Maternal Depression On-Line

Maternal Depression Online is ready and is seeking participants. Please visit: https://www.onlinetherapyuser.ca/

  • Maternal Depression On-line is designed to treat women who experience depressive symptoms that occur within 1 year after childbirth. The program teaches strategies to overcome maternal depression based on cognitive behaviour therapy (CBT).
  • Maternal Depression On-line contains 7 modules, and it is recommended that clients spend 1 week on each module. Modules consist of CBT materials that are accessed on-line, as well as activities that are to be completed off-line. With the suggested time frame, clients can complete Maternal Depression On-line in a 7 week period.
  • Maternal Depression On-line is therapist-assisted. Prior to beginning a new module, clients will be asked to send examples from the weekly exercises to their therapist through the website. The therapist will review the client’s progress and address any concerns. Clients can also email their therapist to receive additional guidance and assistance. Clients can contact their therapist when they like, and their therapist will respond once weekly by e-mail over the 7 weeks of treatment.
  • Maternal Depression On-line is currently provided to women at no cost. Clients are asked to complete questionnaires before and after they finish the program.

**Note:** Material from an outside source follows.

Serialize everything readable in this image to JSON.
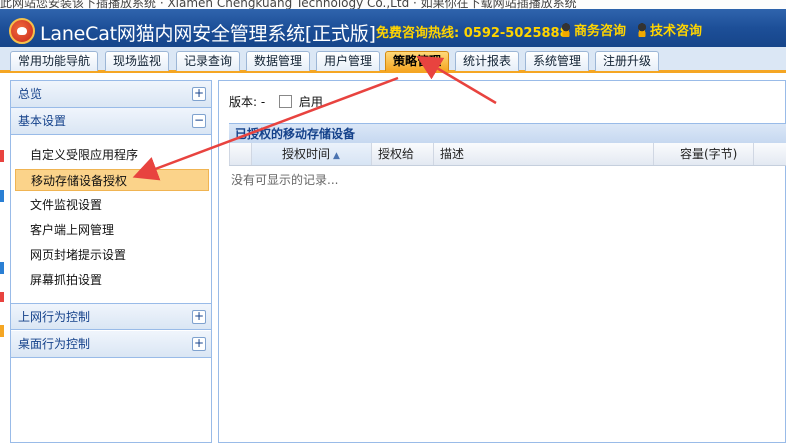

For more information about this program, please call or email Nicole Pugh at (306) 585-5369 or pugh200n@uregina.ca

Online Therapy Unit for Service, Education, and Research

The Online Therapy Unit is a free and confidential online mental health service, led by Dr. Heather Hadjistavropoulos from the University of Regina. It is dedicated to increasing access to safe and effective treatment for depression and anxiety for Saskatchewan residents. This includes women who are struggling with postpartum depression.

Client work through the material from the comfort of their own home in privacy. This service makes use of online therapy programs that were initially developed by the Centre for Emotional Health at Macquarie University in Sydney Australia.